Sa production a fortement ralenti à cause de moult problèmes de qualité ayant émergé lors d'un incident en vol en janvier 2024, et deux usines ont été paralysées par une grève de plus de cinquante jours à l'automne. Selon les statistiques officielles américaines, les exportations d'avions commerciaux ont atteint 4,23 milliards en août mais seulement 2,56 milliards en septembre, 2,34 milliards en octobre et 1,76 milliard en novembre.

En décembre, lorsque les livraisons ont repris progressivement, le montant est remonté à 3,12 milliards.

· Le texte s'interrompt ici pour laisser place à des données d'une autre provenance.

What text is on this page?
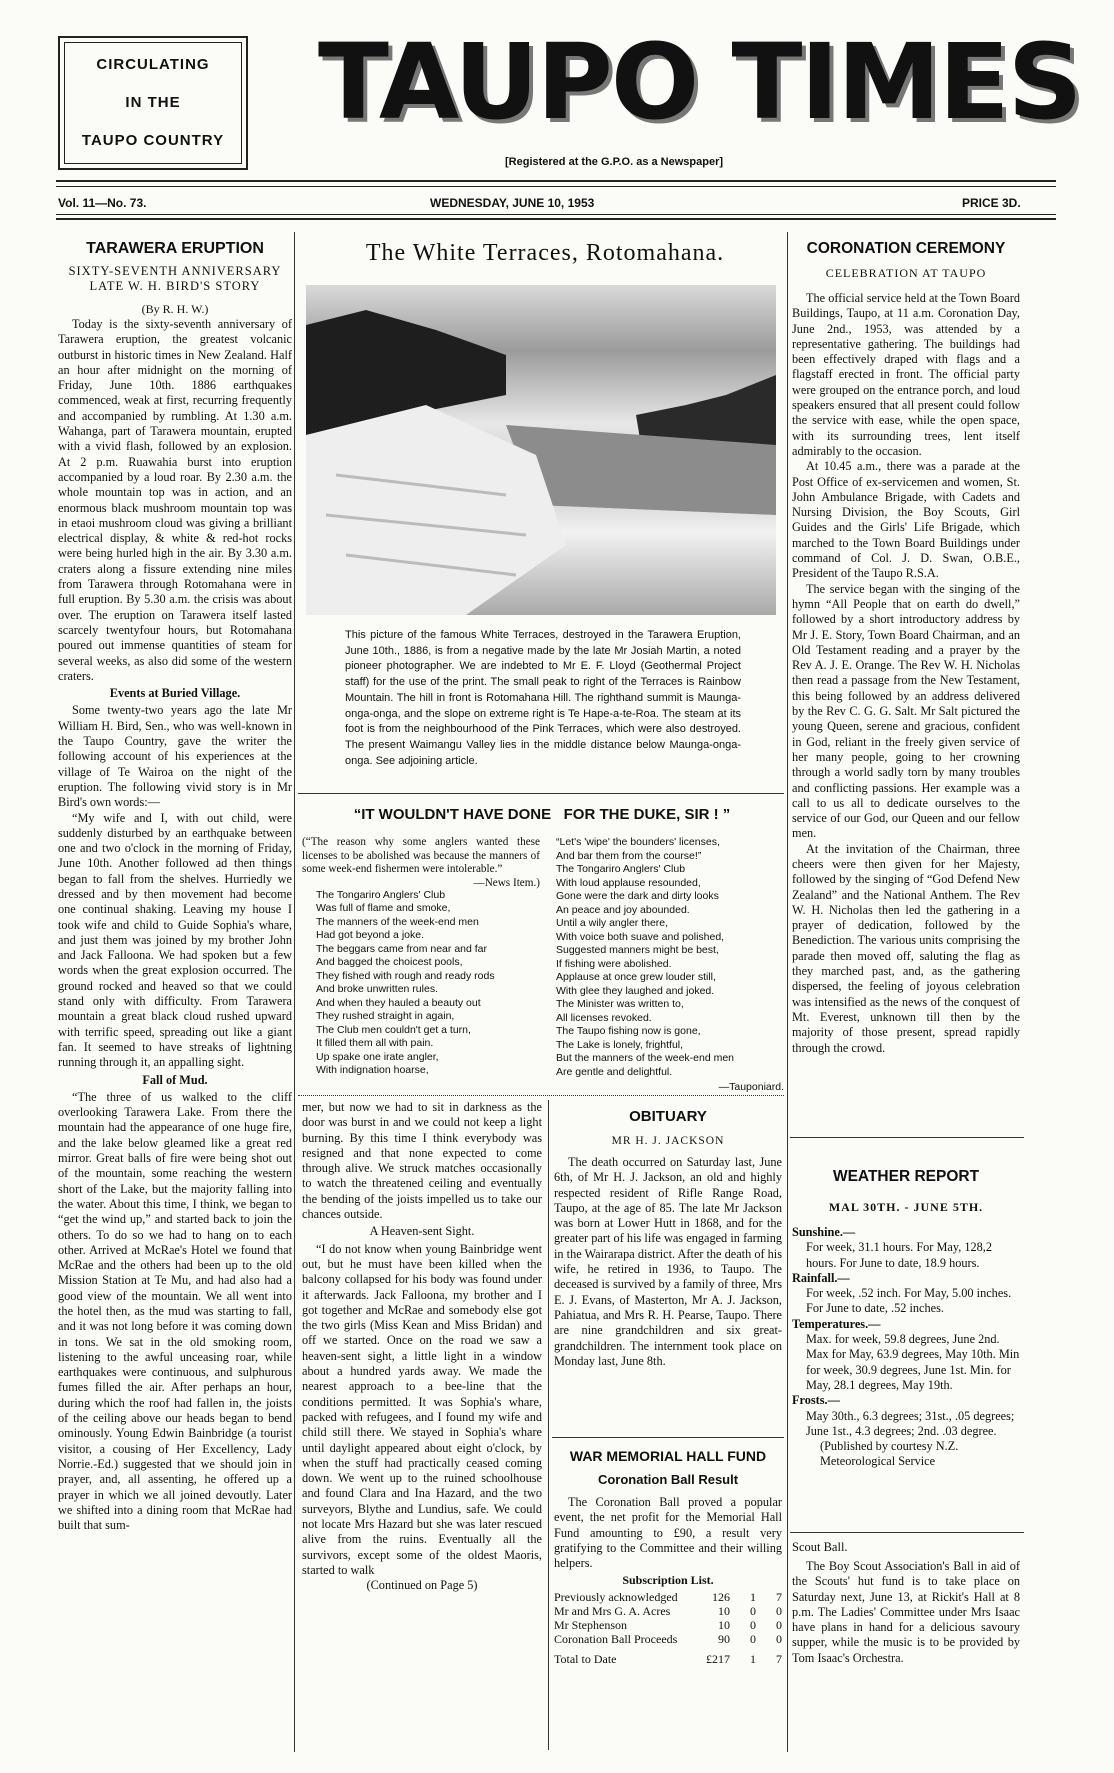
CIRCULATING
IN THE
TAUPO COUNTRY TAUPO TIMES
[Registered at the G.P.O. as a Newspaper]
Vol. 11—No. 73.	WEDNESDAY, JUNE 10, 1953	PRICE 3D.
TARAWERA ERUPTION
SIXTY-SEVENTH ANNIVERSARY
LATE W. H. BIRD'S STORY
(By R. H. W.)

Today is the sixty-seventh anniversary of Tarawera eruption, the greatest volcanic outburst in historic times in New Zealand. Half an hour after midnight on the morning of Friday, June 10th. 1886 earthquakes commenced, weak at first, recurring frequently and accompanied by rumbling. At 1.30 a.m. Wahanga, part of Tarawera mountain, erupted with a vivid flash, followed by an explosion. At 2 p.m. Ruawahia burst into eruption accompanied by a loud roar. By 2.30 a.m. the whole mountain top was in action, and an enormous black mushroom mountain top was in etaoi mushroom cloud was giving a brilliant electrical display, & white & red-hot rocks were being hurled high in the air. By 3.30 a.m. craters along a fissure extending nine miles from Tarawera through Rotomahana were in full eruption. By 5.30 a.m. the crisis was about over. The eruption on Tarawera itself lasted scarcely twentyfour hours, but Rotomahana poured out immense quantities of steam for several weeks, as also did some of the western craters.

Events at Buried Village.

Some twenty-two years ago the late Mr William H. Bird, Sen., who was well-known in the Taupo Country, gave the writer the following account of his experiences at the village of Te Wairoa on the night of the eruption. The following vivid story is in Mr Bird's own words:—

“My wife and I, with out child, were suddenly disturbed by an earthquake between one and two o'clock in the morning of Friday, June 10th. Another followed ad then things began to fall from the shelves. Hurriedly we dressed and by then movement had become one continual shaking. Leaving my house I took wife and child to Guide Sophia's whare, and just them was joined by my brother John and Jack Falloona. We had spoken but a few words when the great explosion occurred. The ground rocked and heaved so that we could stand only with difficulty. From Tarawera mountain a great black cloud rushed upward with terrific speed, spreading out like a giant fan. It seemed to have streaks of lightning running through it, an appalling sight.

Fall of Mud.

“The three of us walked to the cliff overlooking Tarawera Lake. From there the mountain had the appearance of one huge fire, and the lake below gleamed like a great red mirror. Great balls of fire were being shot out of the mountain, some reaching the western short of the Lake, but the majority falling into the water. About this time, I think, we began to “get the wind up,” and started back to join the others. To do so we had to hang on to each other. Arrived at McRae's Hotel we found that McRae and the others had been up to the old Mission Station at Te Mu, and had also had a good view of the mountain. We all went into the hotel then, as the mud was starting to fall, and it was not long before it was coming down in tons. We sat in the old smoking room, listening to the awful unceasing roar, while earthquakes were continuous, and sulphurous fumes filled the air. After perhaps an hour, during which the roof had fallen in, the joists of the ceiling above our heads began to bend ominously. Young Edwin Bainbridge (a tourist visitor, a cousing of Her Excellency, Lady Norrie.-Ed.) suggested that we should join in prayer, and, all assenting, he offered up a prayer in which we all joined devoutly. Later we shifted into a dining room that McRae had built that sum-

The White Terraces, Rotomahana.
This picture of the famous White Terraces, destroyed in the Tarawera Eruption, June 10th., 1886, is from a negative made by the late Mr Josiah Martin, a noted pioneer photographer. We are indebted to Mr E. F. Lloyd (Geothermal Project staff) for the use of the print. The small peak to right of the Terraces is Rainbow Mountain. The hill in front is Rotomahana Hill. The righthand summit is Maunga-onga-onga, and the slope on extreme right is Te Hape-a-te-Roa. The steam at its foot is from the neighbourhood of the Pink Terraces, which were also destroyed. The present Waimangu Valley lies in the middle distance below Maunga-onga-onga. See adjoining article.
“IT WOULDN'T HAVE DONE   FOR THE DUKE, SIR ! ”
(“The reason why some anglers wanted these licenses to be abolished was because the manners of some week-end fishermen were intolerable.”
—News Item.)
The Tongariro Anglers' Club
Was full of flame and smoke,
The manners of the week-end men
Had got beyond a joke.
The beggars came from near and far
And bagged the choicest pools,
They fished with rough and ready rods
And broke unwritten rules.
And when they hauled a beauty out
They rushed straight in again,
The Club men couldn't get a turn,
It filled them all with pain.
Up spake one irate angler,
With indignation hoarse,
“Let's 'wipe' the bounders' licenses,
And bar them from the course!”
The Tongariro Anglers' Club
With loud applause resounded,
Gone were the dark and dirty looks
An peace and joy abounded.
Until a wily angler there,
With voice both suave and polished,
Suggested manners might be best,
If fishing were abolished.
Applause at once grew louder still,
With glee they laughed and joked.
The Minister was written to,
All licenses revoked.
The Taupo fishing now is gone,
The Lake is lonely, frightful,
But the manners of the week-end men
Are gentle and delightful.
—Tauponiard.

mer, but now we had to sit in darkness as the door was burst in and we could not keep a light burning. By this time I think everybody was resigned and that none expected to come through alive. We struck matches occasionally to watch the threatened ceiling and eventually the bending of the joists impelled us to take our chances outside.

A Heaven-sent Sight.

“I do not know when young Bainbridge went out, but he must have been killed when the balcony collapsed for his body was found under it afterwards. Jack Falloona, my brother and I got together and McRae and somebody else got the two girls (Miss Kean and Miss Bridan) and off we started. Once on the road we saw a heaven-sent sight, a little light in a window about a hundred yards away. We made the nearest approach to a bee-line that the conditions permitted. It was Sophia's whare, packed with refugees, and I found my wife and child still there. We stayed in Sophia's whare until daylight appeared about eight o'clock, by when the stuff had practically ceased coming down. We went up to the ruined schoolhouse and found Clara and Ina Hazard, and the two surveyors, Blythe and Lundius, safe. We could not locate Mrs Hazard but she was later rescued alive from the ruins. Eventually all the survivors, except some of the oldest Maoris, started to walk

(Continued on Page 5)
OBITUARY
MR H. J. JACKSON

The death occurred on Saturday last, June 6th, of Mr H. J. Jackson, an old and highly respected resident of Rifle Range Road, Taupo, at the age of 85. The late Mr Jackson was born at Lower Hutt in 1868, and for the greater part of his life was engaged in farming in the Wairarapa district. After the death of his wife, he retired in 1936, to Taupo. The deceased is survived by a family of three, Mrs E. J. Evans, of Masterton, Mr A. J. Jackson, Pahiatua, and Mrs R. H. Pearse, Taupo. There are nine grandchildren and six great-grandchildren. The internment took place on Monday last, June 8th.

WAR MEMORIAL HALL FUND
Coronation Ball Result

The Coronation Ball proved a popular event, the net profit for the Memorial Hall Fund amounting to £90, a result very gratifying to the Committee and their willing helpers.

Subscription List.
Previously acknowledged	126	1	7
Mr and Mrs G. A. Acres	10	0	0
Mr Stephenson	10	0	0
Coronation Ball Proceeds	90	0	0
Total to Date	£217	1	7
CORONATION CEREMONY
CELEBRATION AT TAUPO

The official service held at the Town Board Buildings, Taupo, at 11 a.m. Coronation Day, June 2nd., 1953, was attended by a representative gathering. The buildings had been effectively draped with flags and a flagstaff erected in front. The official party were grouped on the entrance porch, and loud speakers ensured that all present could follow the service with ease, while the open space, with its surrounding trees, lent itself admirably to the occasion.

At 10.45 a.m., there was a parade at the Post Office of ex-servicemen and women, St. John Ambulance Brigade, with Cadets and Nursing Division, the Boy Scouts, Girl Guides and the Girls' Life Brigade, which marched to the Town Board Buildings under command of Col. J. D. Swan, O.B.E., President of the Taupo R.S.A.

The service began with the singing of the hymn “All People that on earth do dwell,” followed by a short introductory address by Mr J. E. Story, Town Board Chairman, and an Old Testament reading and a prayer by the Rev A. J. E. Orange. The Rev W. H. Nicholas then read a passage from the New Testament, this being followed by an address delivered by the Rev C. G. G. Salt. Mr Salt pictured the young Queen, serene and gracious, confident in God, reliant in the freely given service of her many people, going to her crowning through a world sadly torn by many troubles and conflicting passions. Her example was a call to us all to dedicate ourselves to the service of our God, our Queen and our fellow men.

At the invitation of the Chairman, three cheers were then given for her Majesty, followed by the singing of “God Defend New Zealand” and the National Anthem. The Rev W. H. Nicholas then led the gathering in a prayer of dedication, followed by the Benediction. The various units comprising the parade then moved off, saluting the flag as they marched past, and, as the gathering dispersed, the feeling of joyous celebration was intensified as the news of the conquest of Mt. Everest, unknown till then by the majority of those present, spread rapidly through the crowd.

WEATHER REPORT
MAL 30TH. - JUNE 5TH.
Sunshine.—
For week, 31.1 hours. For May, 128,2 hours. For June to date, 18.9 hours.
Rainfall.—
For week, .52 inch. For May, 5.00 inches. For June to date, .52 inches.
Temperatures.—
Max. for week, 59.8 degrees, June 2nd. Max for May, 63.9 degrees, May 10th. Min for week, 30.9 degrees, June 1st. Min. for May, 28.1 degrees, May 19th.
Frosts.—
May 30th., 6.3 degrees; 31st., .05 degrees; June 1st., 4.3 degrees; 2nd. .03 degree.
(Published by courtesy N.Z. Meteorological Service
Scout Ball.

The Boy Scout Association's Ball in aid of the Scouts' hut fund is to take place on Saturday next, June 13, at Rickit's Hall at 8 p.m. The Ladies' Committee under Mrs Isaac have plans in hand for a delicious savoury supper, while the music is to be provided by Tom Isaac's Orchestra.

Sur l'ensemble de l'année, les Etats-Unis ont exporté pour 33,6 milliards de dollars d'avions commerciaux, 62,7 milliards de moteurs et 27,2 miliards de pièces détachées.

Kelly Ortberg, patron de Boeing, a souligné début avril devant le Sénat que le groupe soutenait 1,8 million d'emplois aux Etats-Unis et contribuait à hauteur de 84 milliards de dollars chaque année à l'économie du pays. Le gel des livraisons aurait également des conséquences directes pour le groupe qui perçoit traditionnellement 60% du prix à la livraison.

Une trésorerie en berne

Du fait de l'"annus horribilis" de 2024, il puise lourdement dans une trésorerie déjà atrophiée par la pandémie de Covid-19 et par deux crashes ayant fait 346 morts, qui ont entraîné la suspension des vols des 737 MAX pendant au moins vingt mois. La Chine a été la dernière à les autoriser de nouveau dans son ciel - en janvier 2023, soit deux ans après l'Europe - et à reprendre les livraisons auprès de Boeing - en décembre 2023. Mais Pékin n'est pas sa seule menace.

Michael O'Leary, patron de Ryanair, première compagnie aérienne d'Europe en nombre de passagers, a également envisagé mardi de repousser la réception de 25 Boeing attendus à partir d'août si leur prix augmentait à cause des droits de douane. Ce très gros client a notamment passé commande en mai 2023 pour 300 737 MAX 10, pour un prix catalogue "évalué à plus de 40 milliards de dollars".

Une solution, évoquée par TD Cowen, serait d'attribuer les créneaux des avions refusés à des compagnies désireuses d'avancer leurs livraisons. Ed Bastian, patron de Delta Air Lines, a affirmé la semaine dernière qu'il n'entendait pas payer de droits de douane sur les Airbus qu'il attend cette année.